Looking Through the Vault to a Holiday Shortened Week:
Welcome to a holiday shortened week, with data releases loaded between Monday and Wednesday before the US leave their desks for Thanksgiving on Thursday. With the last FOMC Minutes release shifting the focus from hikes being data dependent to more of a we are ready to go, it is data that seems less and less relevant as we creep toward the Fed’s December meeting.
Keep in mind that markets will most likely be more thin than usual this week as the shortened week will be turned into a nice week off for many traders. Lower trading volumes mean illiquid markets which opens us up to the possibility of some irrational and wild moves. With the market (read retail market) obviously VERY long USD heading into December, I’m not the only one expecting some sort of short squeeze and you should be extra aware in the possibly illiquid trading conditions ahead.
Something to consider as we head into the support/resistance zone featured in our EUR/USD chart of the day below.
On the Calendar Monday:
JPY Bank Holiday
EUR French Flash Manufacturing PMI
EUR French Flash Services PMI
EUR German Flash Manufacturing PMI
EUR German Flash Services PMI
EUR Flash Manufacturing PMI
EUR Flash Services PMI
While not a data release, this week’s most important calendar event comes in the form of a Fed meeting under expedited procedures.
1. Review and determination by the Board of Governors of the advance and discount rates to be charged by the Federal Reserve Banks.
With the Fed doing everything it can to avoid market whipsaws around the rate hike it is easing us all into, I cant see anything shocking coming out of tonight’s meeting.
But the doubt is still there, isn’t it!
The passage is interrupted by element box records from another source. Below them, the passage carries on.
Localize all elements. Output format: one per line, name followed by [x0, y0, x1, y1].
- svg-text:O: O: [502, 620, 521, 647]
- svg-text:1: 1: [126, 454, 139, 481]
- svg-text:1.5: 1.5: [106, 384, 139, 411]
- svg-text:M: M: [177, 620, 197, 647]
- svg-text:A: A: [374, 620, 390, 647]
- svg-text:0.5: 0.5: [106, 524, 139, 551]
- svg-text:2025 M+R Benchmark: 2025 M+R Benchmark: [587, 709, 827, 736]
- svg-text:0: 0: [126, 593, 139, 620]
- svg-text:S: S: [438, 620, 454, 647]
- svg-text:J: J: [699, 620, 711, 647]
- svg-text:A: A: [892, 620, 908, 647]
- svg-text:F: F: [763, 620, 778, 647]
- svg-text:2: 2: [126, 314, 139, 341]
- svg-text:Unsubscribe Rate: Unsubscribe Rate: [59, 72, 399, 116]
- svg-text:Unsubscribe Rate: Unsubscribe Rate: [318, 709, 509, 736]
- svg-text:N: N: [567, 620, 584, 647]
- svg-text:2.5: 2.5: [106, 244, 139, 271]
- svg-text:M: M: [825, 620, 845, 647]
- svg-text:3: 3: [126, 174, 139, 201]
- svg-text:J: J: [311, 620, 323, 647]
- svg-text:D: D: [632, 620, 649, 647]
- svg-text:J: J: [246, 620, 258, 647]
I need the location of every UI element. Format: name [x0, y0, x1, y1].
The chop and change over the last few months has kept the market on edge enough to present an opportunity if you are happy to manage your risk.
Chart of the Day:
Click on chart to see a larger view.
The daily highlights the overall bearish trend that EUR/USD is in, with the last few weeks undoing 8 months of bullish traction very quickly. This is a perfect example of why going with the higher time frame trend is most often the smarter play.
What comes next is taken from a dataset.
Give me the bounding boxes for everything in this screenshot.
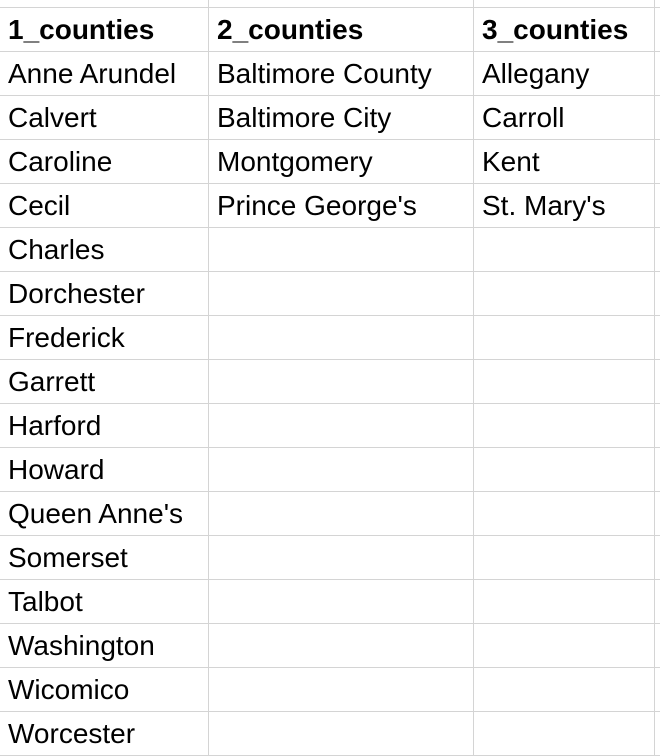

“It is easier to swim with the tide than against it.”
It’s so cliché but you really can’t argue with that chart.
Click on chart to see a larger view.
Now looking forward, the hourly channel isn’t so important itself because firstly, it’s a subjective trend line type setup and second, it’s almost vertical (on the more important higher time frame charts) which always makes any pure breakouts impossible to trade. What does make the level important however, is the fact that price is also pushing down toward swing lows, which also coincide with an important support/resistance zone from back in 2001 and beyond.
The bulls defending parity will be using this as the last major level of support before it opens up a serious test of the psychological, parity level. But as discussed above, the holiday week trading and overly long USD market also sees a huge risk of a short squeeze and the level looks as good as any to see the bounce come out of.
Which way are you looking to use this zone in your trading?